The Blizzard of 1978 “Stops State Cold”!

It started snowing in the early morning of February 6, 1978, in Connecticut and across the entire area from New York City up through New England. Thirty hours later there were over two feet of snow in some places, including on the University of Connecticut campus in Storrs. The famous Blizzard of 1978 is still one for the record books, with the cost for damage over $25 million statewide and the deaths of six people including four men who had heart attacks from shoveling snow. Governor Ella Grasso shut down the state for three days, hundreds of cars were abandoned on state roads and thousands of people sought refuge in emergency shelters. President Jimmy Carter declared Connecticut and the other New England states a disaster area and federal troops were called in to help the state recover from shoulder high snow drifts and blocked roadways.
On the UConn campus it was more of a party atmosphere, with students having snowball fights, sledding down Horsebarn Hill, and enjoying a couple of days of no classes. Twenty students were treated at the University Health Services for snow related injuries, including one who broke his foot jumping from the upper story of a dormitory into a pile of snow below. There were reports of other students doing the same thing, except they did so with no clothes on (see the article “‘Skin’ Diving Becomes Winter Sport,” from the Connecticut Daily Campus of February 8, 1978). University Facilities was busy with round-the-clock plowing and shoveling, and classes finally resumed on February 9.

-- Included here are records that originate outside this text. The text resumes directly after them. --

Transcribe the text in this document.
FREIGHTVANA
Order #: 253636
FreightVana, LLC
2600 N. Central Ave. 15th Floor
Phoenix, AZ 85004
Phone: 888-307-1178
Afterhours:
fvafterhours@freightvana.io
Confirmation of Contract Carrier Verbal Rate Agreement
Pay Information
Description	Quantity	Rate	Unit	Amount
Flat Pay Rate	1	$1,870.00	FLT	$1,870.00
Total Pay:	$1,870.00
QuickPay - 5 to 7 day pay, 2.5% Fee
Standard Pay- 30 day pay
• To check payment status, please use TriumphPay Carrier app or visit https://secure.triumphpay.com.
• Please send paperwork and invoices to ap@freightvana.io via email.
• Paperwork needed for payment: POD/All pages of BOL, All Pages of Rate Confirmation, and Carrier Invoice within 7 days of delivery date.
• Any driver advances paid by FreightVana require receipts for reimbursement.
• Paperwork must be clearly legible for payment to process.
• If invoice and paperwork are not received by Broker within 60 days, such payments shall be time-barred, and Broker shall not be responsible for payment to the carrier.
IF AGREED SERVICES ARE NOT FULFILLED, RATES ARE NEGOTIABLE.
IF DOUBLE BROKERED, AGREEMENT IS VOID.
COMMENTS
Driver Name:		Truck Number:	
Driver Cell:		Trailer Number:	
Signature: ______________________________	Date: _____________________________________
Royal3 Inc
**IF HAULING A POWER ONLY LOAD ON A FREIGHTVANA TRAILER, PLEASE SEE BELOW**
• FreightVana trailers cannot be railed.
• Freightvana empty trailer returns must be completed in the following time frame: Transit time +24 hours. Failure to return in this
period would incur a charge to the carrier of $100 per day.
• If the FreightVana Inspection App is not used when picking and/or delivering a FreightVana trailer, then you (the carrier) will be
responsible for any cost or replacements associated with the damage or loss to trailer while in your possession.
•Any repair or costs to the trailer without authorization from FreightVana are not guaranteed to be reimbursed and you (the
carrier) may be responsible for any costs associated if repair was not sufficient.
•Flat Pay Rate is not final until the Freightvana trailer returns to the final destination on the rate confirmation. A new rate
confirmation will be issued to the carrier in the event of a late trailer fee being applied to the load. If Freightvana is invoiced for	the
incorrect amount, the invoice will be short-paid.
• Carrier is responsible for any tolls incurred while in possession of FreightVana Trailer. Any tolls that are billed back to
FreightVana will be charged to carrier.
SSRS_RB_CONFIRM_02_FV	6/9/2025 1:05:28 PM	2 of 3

1 thought on “The Blizzard of 1978 “Stops State Cold”!

  1. I was a resident of Russell C in the Frats that year. I remember walking outside and the wind almost knocking me flat it was blowing so strong. So this is a blizzard, I thought. It was by far the worse snowstorm I have ever seen and that’s after years of living in upstate NY. The snow and wind were absolutely sideways – very hard to walk outside. Some dorms got stranded with their cooks; lucky them! We weren’t, so a plan was made to find the kitchen keys and start making sandwiches for residents. But of course, being young – we made the most of it! I remember people jumping from the windows out in the drifts. Guys trekked out and came back to campus hauling kegs. Remember the drinking age at the time was 18. Non-stop party and playing in the snow!